1. Associated with the recent rightward movement in the politics of Western capitalist societies is the influential political philosophy of libertarianism, whose most impressive exponent is Robert Nozick of Harvard.footnote1 The foundational claim of libertarianism is the thesis of self-ownership, which says that each human being is the morally rightful owner of his own person and powers.footnote2 He is, consequently,footnote3 free (morally speaking) to use those powers as he wishes, provided that he does not deploy them aggressively against others. He may not harm others, and he may, if necessary, be forced not to harm them, but he should never be forced to help them, as people are, according to libertarians, in fact forced to help others, by the supposedly redistributive taxation which sustains the welfare state. That state is, in the libertarian view, entirely wanting in moral justification. Libertarians believe, moreover, not only that people own themselves, but also that they can become, with equally strong moral right, sovereign owners of the potentially indefinitely unequal amounts of worldly resources which they can gather to themselves as a result of proper exercises of their own and/or others’ self-owned personal powers. When, therefore, private property in natural resources has been rightly generated, its morally privileged origin insulates it against expropriation or limitation.

Now, a union of self-ownership and unequal distribution of worldly resources readily leads to indefinitely great inequality of private property in external goods of all kinds, and hence to inequality of condition, on any view of what would constitute equality of condition. It follows that inequality of condition is, when properly generated, morally protected, and that the attempt to promote equality of condition at the expense of private property is an unacceptable violation of people’s rights. Hence the familiar right-wing contention that, when people enjoy the freedom to which they are entitled, inequality is unavoidable.

In my view, left-wing political philosophy should now concert an onslaught against the two ideas that people are the rightful owners of themselves and that worldly resources may, in all justice, be very unequally distributed. In another place, I begin the needed critical assessment of self-ownership.footnote4 Here I demonstrate that, whatever may be said about the principle of self-ownership in its own right, affirmation of it does not warrant the strongly inegalitarian distribution of worldly resources which philosophers like Nozick attach to it. The demonstration emerges from an inspection of Nozick’s theory of the original appropriation of private property, which is the principal target of the present paper.

2. Libertarians, or, to name them more accurately, entitlement theorists,footnote5 are wont to maintain that the market legitimates the distribution of goods it generates, since the market is a process in which people exercise their legitimately self-owned powers. But every market-generated distribution is only a redistribution of titles which buying and selling are themselves unable to create, and the upshot of market activity is consequently no more legitimate than the titles with which it operates.footnote6 How, then, do the titles which necessarily precede market activity acquire legitimacy in the first place?

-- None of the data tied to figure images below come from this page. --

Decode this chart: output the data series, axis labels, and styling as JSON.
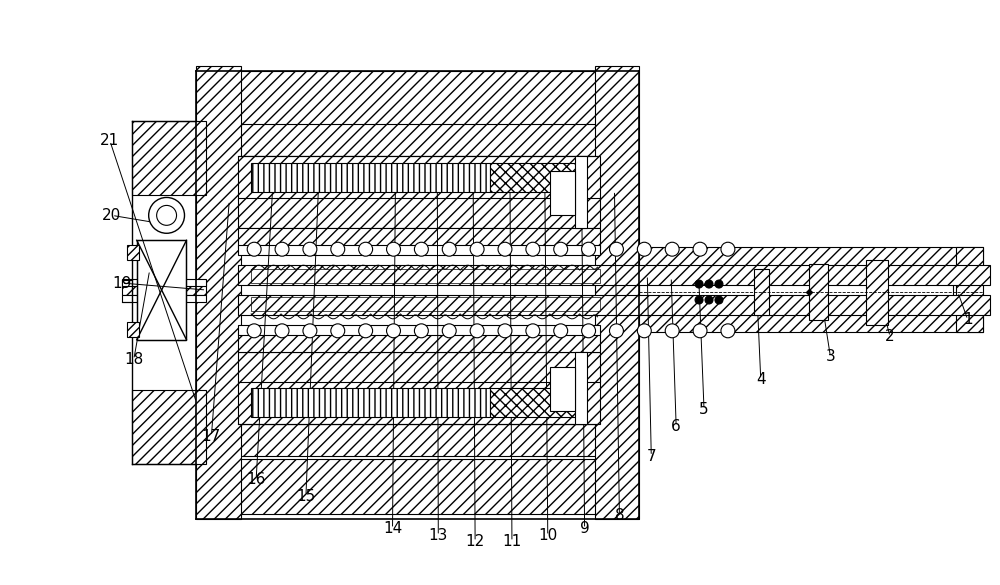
{
  "bg_color": "#ffffff",
  "line_color": "#000000",
  "figsize": [
    10.0,
    5.85
  ],
  "dpi": 100,
  "annotations": [
    [
      "1",
      960,
      293,
      970,
      265
    ],
    [
      "2",
      880,
      293,
      892,
      248
    ],
    [
      "3",
      820,
      305,
      832,
      228
    ],
    [
      "4",
      758,
      295,
      762,
      205
    ],
    [
      "5",
      700,
      300,
      705,
      175
    ],
    [
      "6",
      672,
      308,
      677,
      158
    ],
    [
      "7",
      648,
      310,
      652,
      128
    ],
    [
      "8",
      615,
      395,
      620,
      68
    ],
    [
      "9",
      582,
      400,
      585,
      55
    ],
    [
      "10",
      545,
      408,
      548,
      48
    ],
    [
      "11",
      510,
      408,
      512,
      42
    ],
    [
      "12",
      473,
      408,
      475,
      42
    ],
    [
      "13",
      437,
      408,
      438,
      48
    ],
    [
      "14",
      395,
      410,
      392,
      55
    ],
    [
      "15",
      318,
      408,
      305,
      88
    ],
    [
      "16",
      272,
      405,
      255,
      105
    ],
    [
      "17",
      228,
      385,
      210,
      148
    ],
    [
      "18",
      148,
      315,
      132,
      225
    ],
    [
      "19",
      205,
      295,
      120,
      302
    ],
    [
      "20",
      152,
      363,
      110,
      370
    ],
    [
      "21",
      195,
      182,
      108,
      445
    ]
  ]
}
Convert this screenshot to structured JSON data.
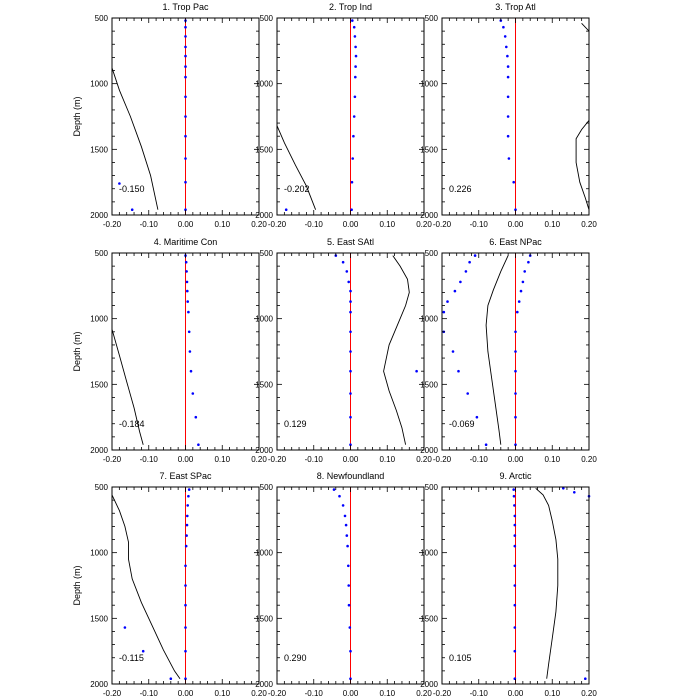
{
  "chart_data": {
    "type": "multi-panel line + scatter profiles",
    "x_tick_labels": [
      "-0.20",
      "-0.10",
      "0.00",
      "0.10",
      "0.20"
    ],
    "y_tick_labels": [
      "500",
      "1000",
      "1500",
      "2000"
    ],
    "xlim": [
      -0.2,
      0.2
    ],
    "ylim": [
      2000,
      500
    ],
    "ylabel": "Depth (m)",
    "colors": {
      "zero_line": "#ff0000",
      "points": "#0000ff",
      "curve": "#000000"
    },
    "panels": [
      {
        "title": "1. Trop Pac",
        "value_label": "-0.150",
        "points": [
          [
            0.0,
            520
          ],
          [
            0.0,
            570
          ],
          [
            0.0,
            640
          ],
          [
            0.0,
            720
          ],
          [
            0.0,
            790
          ],
          [
            0.0,
            870
          ],
          [
            0.0,
            950
          ],
          [
            0.0,
            1100
          ],
          [
            0.0,
            1250
          ],
          [
            0.0,
            1400
          ],
          [
            0.0,
            1570
          ],
          [
            0.0,
            1750
          ],
          [
            0.0,
            1960
          ],
          [
            -0.18,
            1760
          ],
          [
            -0.145,
            1960
          ]
        ],
        "curve": [
          [
            -0.2,
            880
          ],
          [
            -0.18,
            1050
          ],
          [
            -0.15,
            1250
          ],
          [
            -0.12,
            1480
          ],
          [
            -0.095,
            1700
          ],
          [
            -0.075,
            1960
          ]
        ]
      },
      {
        "title": "2. Trop Ind",
        "value_label": "-0.202",
        "points": [
          [
            0.005,
            520
          ],
          [
            0.01,
            570
          ],
          [
            0.012,
            640
          ],
          [
            0.014,
            720
          ],
          [
            0.015,
            790
          ],
          [
            0.014,
            870
          ],
          [
            0.013,
            950
          ],
          [
            0.012,
            1100
          ],
          [
            0.01,
            1250
          ],
          [
            0.008,
            1400
          ],
          [
            0.006,
            1570
          ],
          [
            0.004,
            1750
          ],
          [
            0.003,
            1960
          ],
          [
            -0.175,
            1960
          ]
        ],
        "curve": [
          [
            -0.2,
            1320
          ],
          [
            -0.18,
            1450
          ],
          [
            -0.15,
            1620
          ],
          [
            -0.12,
            1780
          ],
          [
            -0.095,
            1960
          ]
        ]
      },
      {
        "title": "3. Trop Atl",
        "value_label": "0.226",
        "points": [
          [
            -0.04,
            520
          ],
          [
            -0.033,
            570
          ],
          [
            -0.028,
            640
          ],
          [
            -0.025,
            720
          ],
          [
            -0.022,
            790
          ],
          [
            -0.02,
            870
          ],
          [
            -0.02,
            950
          ],
          [
            -0.02,
            1100
          ],
          [
            -0.02,
            1250
          ],
          [
            -0.02,
            1400
          ],
          [
            -0.018,
            1570
          ],
          [
            -0.005,
            1750
          ],
          [
            0.0,
            1960
          ]
        ],
        "curve": [
          [
            0.18,
            540
          ],
          [
            0.2,
            600
          ],
          [
            0.2,
            1280
          ],
          [
            0.18,
            1350
          ],
          [
            0.165,
            1420
          ],
          [
            0.165,
            1600
          ],
          [
            0.175,
            1750
          ],
          [
            0.19,
            1870
          ],
          [
            0.2,
            1960
          ]
        ]
      },
      {
        "title": "4. Maritime Con",
        "value_label": "-0.184",
        "points": [
          [
            0.0,
            520
          ],
          [
            0.002,
            570
          ],
          [
            0.003,
            640
          ],
          [
            0.004,
            720
          ],
          [
            0.005,
            790
          ],
          [
            0.006,
            870
          ],
          [
            0.008,
            950
          ],
          [
            0.01,
            1100
          ],
          [
            0.012,
            1250
          ],
          [
            0.015,
            1400
          ],
          [
            0.02,
            1570
          ],
          [
            0.028,
            1750
          ],
          [
            0.035,
            1960
          ]
        ],
        "curve": [
          [
            -0.2,
            1080
          ],
          [
            -0.18,
            1280
          ],
          [
            -0.16,
            1480
          ],
          [
            -0.14,
            1680
          ],
          [
            -0.125,
            1860
          ],
          [
            -0.115,
            1960
          ]
        ]
      },
      {
        "title": "5. East SAtl",
        "value_label": "0.129",
        "points": [
          [
            -0.04,
            520
          ],
          [
            -0.02,
            570
          ],
          [
            -0.01,
            640
          ],
          [
            -0.005,
            720
          ],
          [
            0.0,
            790
          ],
          [
            0.0,
            870
          ],
          [
            0.0,
            950
          ],
          [
            0.0,
            1100
          ],
          [
            0.0,
            1250
          ],
          [
            0.0,
            1400
          ],
          [
            0.0,
            1570
          ],
          [
            0.0,
            1750
          ],
          [
            0.0,
            1960
          ],
          [
            0.18,
            1400
          ]
        ],
        "curve": [
          [
            0.115,
            520
          ],
          [
            0.135,
            600
          ],
          [
            0.155,
            700
          ],
          [
            0.16,
            800
          ],
          [
            0.15,
            900
          ],
          [
            0.135,
            1000
          ],
          [
            0.12,
            1100
          ],
          [
            0.105,
            1200
          ],
          [
            0.09,
            1400
          ],
          [
            0.105,
            1550
          ],
          [
            0.125,
            1700
          ],
          [
            0.14,
            1830
          ],
          [
            0.15,
            1960
          ]
        ]
      },
      {
        "title": "6. East NPac",
        "value_label": "-0.069",
        "points": [
          [
            0.04,
            520
          ],
          [
            0.035,
            570
          ],
          [
            0.025,
            640
          ],
          [
            0.02,
            720
          ],
          [
            0.015,
            790
          ],
          [
            0.01,
            870
          ],
          [
            0.005,
            950
          ],
          [
            0.0,
            1100
          ],
          [
            0.0,
            1250
          ],
          [
            0.0,
            1400
          ],
          [
            0.0,
            1570
          ],
          [
            0.0,
            1750
          ],
          [
            0.0,
            1960
          ],
          [
            -0.11,
            520
          ],
          [
            -0.125,
            570
          ],
          [
            -0.135,
            640
          ],
          [
            -0.15,
            720
          ],
          [
            -0.165,
            790
          ],
          [
            -0.185,
            870
          ],
          [
            -0.195,
            950
          ],
          [
            -0.195,
            1100
          ],
          [
            -0.17,
            1250
          ],
          [
            -0.155,
            1400
          ],
          [
            -0.13,
            1570
          ],
          [
            -0.105,
            1750
          ],
          [
            -0.08,
            1960
          ]
        ],
        "curve": [
          [
            -0.02,
            520
          ],
          [
            -0.04,
            640
          ],
          [
            -0.06,
            780
          ],
          [
            -0.075,
            900
          ],
          [
            -0.08,
            1050
          ],
          [
            -0.075,
            1250
          ],
          [
            -0.065,
            1450
          ],
          [
            -0.055,
            1650
          ],
          [
            -0.045,
            1850
          ],
          [
            -0.04,
            1960
          ]
        ]
      },
      {
        "title": "7. East SPac",
        "value_label": "-0.115",
        "points": [
          [
            0.01,
            520
          ],
          [
            0.008,
            570
          ],
          [
            0.006,
            640
          ],
          [
            0.005,
            720
          ],
          [
            0.004,
            790
          ],
          [
            0.003,
            870
          ],
          [
            0.002,
            950
          ],
          [
            0.0,
            1100
          ],
          [
            0.0,
            1250
          ],
          [
            0.0,
            1400
          ],
          [
            0.0,
            1570
          ],
          [
            0.0,
            1750
          ],
          [
            0.0,
            1960
          ],
          [
            -0.165,
            1570
          ],
          [
            -0.115,
            1750
          ],
          [
            -0.04,
            1960
          ]
        ],
        "curve": [
          [
            -0.2,
            560
          ],
          [
            -0.18,
            680
          ],
          [
            -0.165,
            800
          ],
          [
            -0.155,
            920
          ],
          [
            -0.155,
            1050
          ],
          [
            -0.145,
            1200
          ],
          [
            -0.12,
            1380
          ],
          [
            -0.09,
            1560
          ],
          [
            -0.06,
            1740
          ],
          [
            -0.03,
            1900
          ],
          [
            -0.015,
            1960
          ]
        ]
      },
      {
        "title": "8. Newfoundland",
        "value_label": "0.290",
        "points": [
          [
            -0.045,
            520
          ],
          [
            -0.03,
            570
          ],
          [
            -0.02,
            640
          ],
          [
            -0.015,
            720
          ],
          [
            -0.012,
            790
          ],
          [
            -0.01,
            870
          ],
          [
            -0.008,
            950
          ],
          [
            -0.006,
            1100
          ],
          [
            -0.005,
            1250
          ],
          [
            -0.004,
            1400
          ],
          [
            -0.002,
            1570
          ],
          [
            0.0,
            1750
          ],
          [
            0.0,
            1960
          ]
        ],
        "curve": []
      },
      {
        "title": "9. Arctic",
        "value_label": "0.105",
        "points": [
          [
            -0.005,
            520
          ],
          [
            -0.004,
            570
          ],
          [
            -0.003,
            640
          ],
          [
            -0.002,
            720
          ],
          [
            -0.002,
            790
          ],
          [
            -0.002,
            870
          ],
          [
            -0.002,
            950
          ],
          [
            -0.002,
            1100
          ],
          [
            -0.002,
            1250
          ],
          [
            -0.002,
            1400
          ],
          [
            -0.002,
            1570
          ],
          [
            -0.002,
            1750
          ],
          [
            -0.002,
            1960
          ],
          [
            0.13,
            510
          ],
          [
            0.16,
            540
          ],
          [
            0.2,
            570
          ],
          [
            0.19,
            1960
          ]
        ],
        "curve": [
          [
            0.055,
            510
          ],
          [
            0.075,
            560
          ],
          [
            0.09,
            640
          ],
          [
            0.1,
            760
          ],
          [
            0.11,
            900
          ],
          [
            0.115,
            1050
          ],
          [
            0.115,
            1250
          ],
          [
            0.11,
            1450
          ],
          [
            0.1,
            1650
          ],
          [
            0.09,
            1850
          ],
          [
            0.085,
            1960
          ]
        ]
      }
    ]
  }
}
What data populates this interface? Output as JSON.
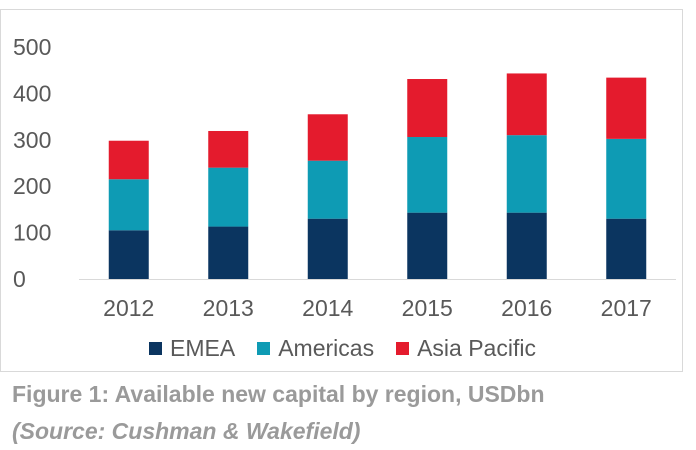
{
  "chart_data": {
    "type": "bar",
    "stacked": true,
    "categories": [
      "2012",
      "2013",
      "2014",
      "2015",
      "2016",
      "2017"
    ],
    "series": [
      {
        "name": "EMEA",
        "color": "#0b3560",
        "values": [
          105,
          113,
          130,
          143,
          143,
          130
        ]
      },
      {
        "name": "Americas",
        "color": "#0e9bb4",
        "values": [
          110,
          127,
          125,
          163,
          167,
          172
        ]
      },
      {
        "name": "Asia Pacific",
        "color": "#e41b2d",
        "values": [
          83,
          79,
          100,
          125,
          133,
          132
        ]
      }
    ],
    "yticks": [
      0,
      100,
      200,
      300,
      400,
      500
    ],
    "ylim": [
      0,
      500
    ],
    "grid": false,
    "legend": "bottom"
  },
  "caption": {
    "title": "Figure 1: Available new capital by region, USDbn",
    "source": "(Source: Cushman & Wakefield)"
  }
}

The question of what would constitute a rightful original acquisition of private property enjoys a certain priority over the question of what constitutes a rightful subsequent transfer of it, on any definition of private property, since unless private property can be formed, it cannot, a fortiori, be transferred. But, in virtue of the way entitlement theorists define private property, the question of how it may be appropriated should, in their case, have even more priority than it generally does over the question of how it may be transferred. For private property in entitlement discourse is private property in what is sometimes called ‘the full liberal sense’, fitted out with all the rights that could conceivably attach to private property; and once an original acquisiton of such robust private property is achieved, then no real problem about its transfer arises, since the full complement of private property rights includes virtually unfettered rights of transfer and bequest. Accordingly, the topic of original appropriation is a most important crux for Nozick’s philosophy, and it is therefore startling that he begins his brief discussion of it by remarking that he will now ‘introduce an additional bit of complexity into the structure of the entitlement theory’.footnote7 That ‘additional bit’ is arguably the most important part of the theory on offer.

Note that even now not everything around us is privately owned, and most people would agree that what remains privately unowned, such as the air we breathe and the pavements we tread, should not be available for privatization. But the better part of what we need to live is, by now, private property. Why was its original privatization not a theft of what rightly should be held in common?

The question would not be so pressing if a certain false thing which Nozick says were true, namely that ‘things come into the world already attached to people having entitlements over them’.footnote8 That is relevantly false, since people create nothing ex nihilo, and all external private property either is, or was made of, something which was once no one’s private property, either in fact or morally (or was made of something which was made of something which was once not private property, and so on).footnote9 In the prehistory of any existing piece of private property there was at least one moment at which something privately unowned was taken into private ownership. If, then, someone claims a Nozicklike right to something he legally owns, we may ask, apart from how he in particular came to own it, with what right it came to be anyone’s private property.